Mistakes that potentially end up contributing to the death of the new tree that was purchased. These are only some of the biggest mistakes.
1. Before even purchasing a tree do some homework and learn what type of soil on the property and particularly the location of the tree. Every tree has either a range of soils or a soil type that the tree prefers. Elm trees are tolerant of clay, loam or sand that is both acid and alkaline soil.
2. When shopping at the nursery, check to see the overall health of the plant. No diseased leaves or insects on the tree. It is best to research about these issues for the tree you want to purchase. Make sure the tree trunk is not damaged and there are no co-dominant leaders at the top of the trunk.
3. Make sure to check how deep the trunk is buried in the soil container. The soil can be higher up on the trunk. When planting the tree, then the tree can be planted too deep. All the excess soil must be knocked away from the trunk until the trunk meets the soil. Planting the roots too deep mitigates the amount of oxygen and water to the roots. Proper planting depth is located at the base of the trunk where the root flare meets the soil in the container. Then do not place much soil on the shoulders of the root ball or containerized plant. Do not place mulch or soil up against the trunk after planting. That creates moisture and can begin to damage the bark by causing decay. The bark is the skin of the tree and protects all the vascular structure within it.

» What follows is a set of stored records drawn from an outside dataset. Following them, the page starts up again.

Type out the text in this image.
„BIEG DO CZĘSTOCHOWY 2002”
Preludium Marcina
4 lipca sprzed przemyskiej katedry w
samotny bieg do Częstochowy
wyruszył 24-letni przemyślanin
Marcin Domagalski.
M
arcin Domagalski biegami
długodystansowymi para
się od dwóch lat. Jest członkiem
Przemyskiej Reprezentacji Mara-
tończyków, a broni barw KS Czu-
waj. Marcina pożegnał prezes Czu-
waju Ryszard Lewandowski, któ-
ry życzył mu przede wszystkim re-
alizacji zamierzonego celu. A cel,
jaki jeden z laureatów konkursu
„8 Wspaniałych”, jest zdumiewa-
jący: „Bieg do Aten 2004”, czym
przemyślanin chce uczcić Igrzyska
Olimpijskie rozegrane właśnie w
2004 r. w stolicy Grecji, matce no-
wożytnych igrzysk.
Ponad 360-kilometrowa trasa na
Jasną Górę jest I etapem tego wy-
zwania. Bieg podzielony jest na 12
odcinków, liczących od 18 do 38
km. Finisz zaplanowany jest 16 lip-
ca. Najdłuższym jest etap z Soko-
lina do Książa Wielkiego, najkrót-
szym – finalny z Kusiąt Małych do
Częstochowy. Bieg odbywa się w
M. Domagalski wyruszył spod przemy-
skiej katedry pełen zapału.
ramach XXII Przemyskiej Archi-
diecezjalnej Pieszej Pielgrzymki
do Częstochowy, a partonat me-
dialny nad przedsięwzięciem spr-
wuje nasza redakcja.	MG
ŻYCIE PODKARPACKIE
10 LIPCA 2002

4. When digging the hole for the tree, the hole must be shaped like a saucer that fits on the bottom of a teacup. The hole must be the proper depth for the root ball or container. The proper width of the hole is equally important. This must be two to three times the width of the root ball.
5. Watering is the most challenging thing to do. There is a recommended formula of ten gallons of water per every inch of the tree’s caliber at breast height. This is helpful to know when watering each time the tree needs watering. Factor in other environmental issues such as temperature, heat index, wind, and soil structure such as clay, sand, or loam.
If these steps are followed, the tree has the greatest chance of success.